I had not always been so nice to Mothers, before I was in their World. As a teenager, I remember one of those Mothers, pushchair in hand, looking harassed as I perceived all Mothers did, shouting at my friends and I for using a lift in a shopping centre, instead of taking the escalators, like us non-Mothers were supposed to.

And just this weekend, as I folded my pushchair on the bus to allow a wheelchair to board, and received an earful from some opinionated fellow passenger about why us Mothers should ALWAYS fold our pushchairs and were we too busy in the baby change when the omnibus etiquette memo was being given out, or words to that effect; as she pronounced judgement from her comfortable seat at the front of the bus, right in front of my pushchair, I remembered how I too used to judge Mothers for the size of their pushchairs (although not, heaven forbid, to their faces).

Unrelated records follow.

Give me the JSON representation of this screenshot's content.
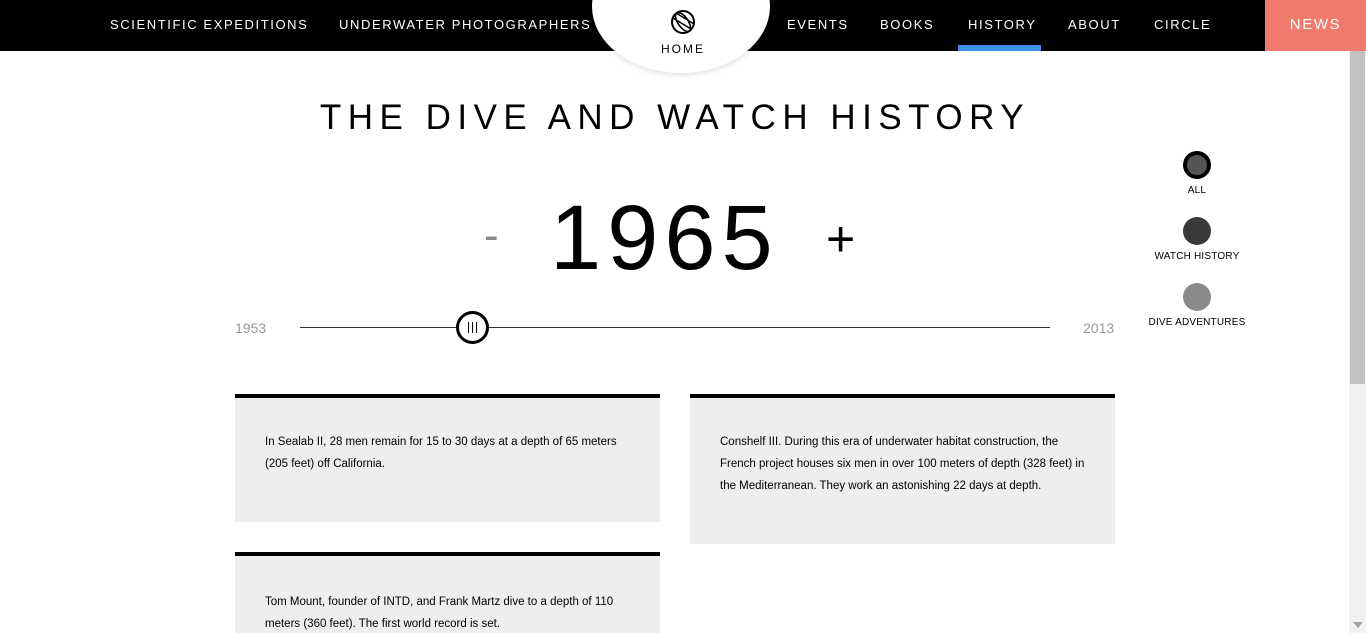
{
  "nav": {
    "left_items": [
      "SCIENTIFIC EXPEDITIONS",
      "UNDERWATER PHOTOGRAPHERS"
    ],
    "home_label": "HOME",
    "right_items": [
      "EVENTS",
      "BOOKS",
      "HISTORY",
      "ABOUT",
      "CIRCLE"
    ],
    "active_item": "HISTORY",
    "news_label": "NEWS",
    "colors": {
      "bar": "#000000",
      "active_indicator": "#3b8fe6",
      "news_bg": "#f07b6d"
    },
    "home_icon": "globe-icon"
  },
  "title": "THE DIVE AND WATCH HISTORY",
  "year_selector": {
    "minus_label": "-",
    "year": "1965",
    "plus_label": "+"
  },
  "timeline": {
    "min_label": "1953",
    "max_label": "2013",
    "value": 1965
  },
  "filters": [
    {
      "label": "ALL",
      "color": "#555555",
      "selected": true
    },
    {
      "label": "WATCH HISTORY",
      "color": "#3a3a3a",
      "selected": false
    },
    {
      "label": "DIVE ADVENTURES",
      "color": "#8a8a8a",
      "selected": false
    }
  ],
  "events": [
    {
      "text": "In Sealab II, 28 men remain for 15 to 30 days at a depth of 65 meters (205 feet) off California."
    },
    {
      "text": "Conshelf III. During this era of underwater habitat construction, the French project houses six men in over 100 meters of depth (328 feet) in the Mediterranean. They work an astonishing 22 days at depth."
    },
    {
      "text": "Tom Mount, founder of INTD, and Frank Martz dive to a depth of 110 meters (360 feet). The first world record is set."
    }
  ]
}
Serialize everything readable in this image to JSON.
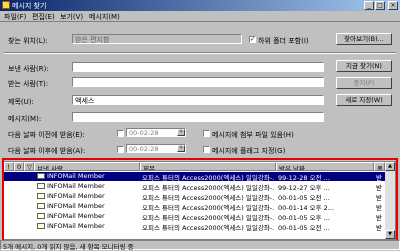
{
  "window": {
    "title": "메시지 찾기",
    "buttons": {
      "minimize": "_",
      "maximize": "□",
      "close": "×"
    }
  },
  "menubar": {
    "items": [
      "파일(F)",
      "편집(E)",
      "보기(V)",
      "메시지(M)"
    ]
  },
  "search": {
    "location_label": "찾는 위치(L):",
    "location_value": "받은 편지함",
    "include_subfolders_label": "하위 폴더 포함(I)",
    "include_subfolders_checked": true,
    "browse_button": "찾아보기(B)...",
    "from_label": "보낸 사람(R):",
    "from_value": "",
    "to_label": "받는 사람(T):",
    "to_value": "",
    "subject_label": "제목(U):",
    "subject_value": "액세스",
    "message_label": "메시지(M):",
    "message_value": "",
    "find_now_button": "지금 찾기(N)",
    "stop_button": "중지(P)",
    "new_search_button": "새로 지정(W)",
    "received_before_label": "다음 날짜 이전에 받음(E):",
    "received_before_value": "00-02-28",
    "received_after_label": "다음 날짜 이후에 받음(A):",
    "received_after_value": "00-02-28",
    "has_attachment_label": "메시지에 첨부 파일 있음(H)",
    "flagged_label": "메시지에 플래그 지정(G)"
  },
  "results": {
    "columns": [
      "!",
      "0",
      "▽",
      "보낸 사람",
      "제목",
      "받은 날짜",
      "폴"
    ],
    "rows": [
      {
        "from": "INFOMail Member",
        "subject": "오피스 튜터의 Access2000(엑세스) 일일강좌-...",
        "date": "99-12-28 오전 ...",
        "folder": "받",
        "selected": true
      },
      {
        "from": "INFOMail Member",
        "subject": "오피스 튜터의 Access2000(엑세스) 일일강좌-...",
        "date": "99-12-27 오후 ...",
        "folder": "받",
        "selected": false
      },
      {
        "from": "INFOMail Member",
        "subject": "오피스 튜터의 Access2000(엑세스) 일일강좌-...",
        "date": "00-01-05 오전 ...",
        "folder": "받",
        "selected": false
      },
      {
        "from": "INFOMail Member",
        "subject": "오피스 튜터의 Access2000(엑세스) 일일강좌-...",
        "date": "00-01-14 오후 2...",
        "folder": "받",
        "selected": false
      },
      {
        "from": "INFOMail Member",
        "subject": "오피스 튜터의 Access2000(엑세스) 일일강좌-...",
        "date": "00-01-05 오후 ...",
        "folder": "받",
        "selected": false
      },
      {
        "from": "INFOMail Member",
        "subject": "오피스 튜터의 Access2000(엑세스) 일일강좌-...",
        "date": "00-01-05 오전 ...",
        "folder": "받",
        "selected": false
      }
    ]
  },
  "status": {
    "text": "5개 메시지, 0개 읽지 않음, 새 항목 모니터링 중"
  },
  "colors": {
    "title_gradient_start": "#0a246a",
    "selection": "#000080",
    "highlight_box": "#e60000"
  }
}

I did not understand, you see, the World of Mothers. Mothers were smug, remarked a colleague of mine one day. They thought the world owed them something, for their great achievement at having successfully procreated. I nodded in agreement, knowing that would never be me. I would never be the Smug Mother, with her pronouncements on why the world was just too harsh a place for her beloved progeny, the schools too rough, the food too laden with chemicals, other people simply not filled with sufficient admiration for what she had created.

And as time went on, they just seemed more smug, these Mothers, with their husbands and their children and their houses and their fading attentions to fashion, make up, literature, BBC4 documentaries and other things that really mattered. For they had something that I wanted, something that no amount of vintage dresses and trips to Topshop could ever match. And I had BBC4, and wine, and a lot of dresses.

I would never take it for granted, I told myself. I would never complain, as they did, about feral children and snot-covered garments. Anyway, I would never lose my sense of self, my identity, my fashion sense, and my child would certainly never be feral. Motherhood was lost on these Mothers, these women for whom motherhood seemed to come as easily as their fairytale weddings did.

But then I too became a Mother, and I realised that it was no more easy for them than it was for me, and I was welcomed into the World of Mothers; in maternity wards where women walked like nightgown-clad zombies pushing glass cots containing the tiniest infants; in NCT groups where we crossed our fingers for easy births whilst looking mournfully at our swollen toes; at baby groups where we dangled tiny mirrors in front of our infants and wondered when they would finally roll over; and at work where Mothers old and young and everything in between told me it would all be OK.

And although I worried too much, although I felt as though I was being judged by everybody, everywhere, and still am, and no longer care; although I wondered if I wasn't cut out to be one of these Mothers, I finally reached a place where I no longer felt like the new one, the fresh off the boat one, frazzled and bewildered, looking at a tiny creature and wondering what this was, and could I do it, and how would I manage. Because I am managing. Just like all those other Mothers were before me.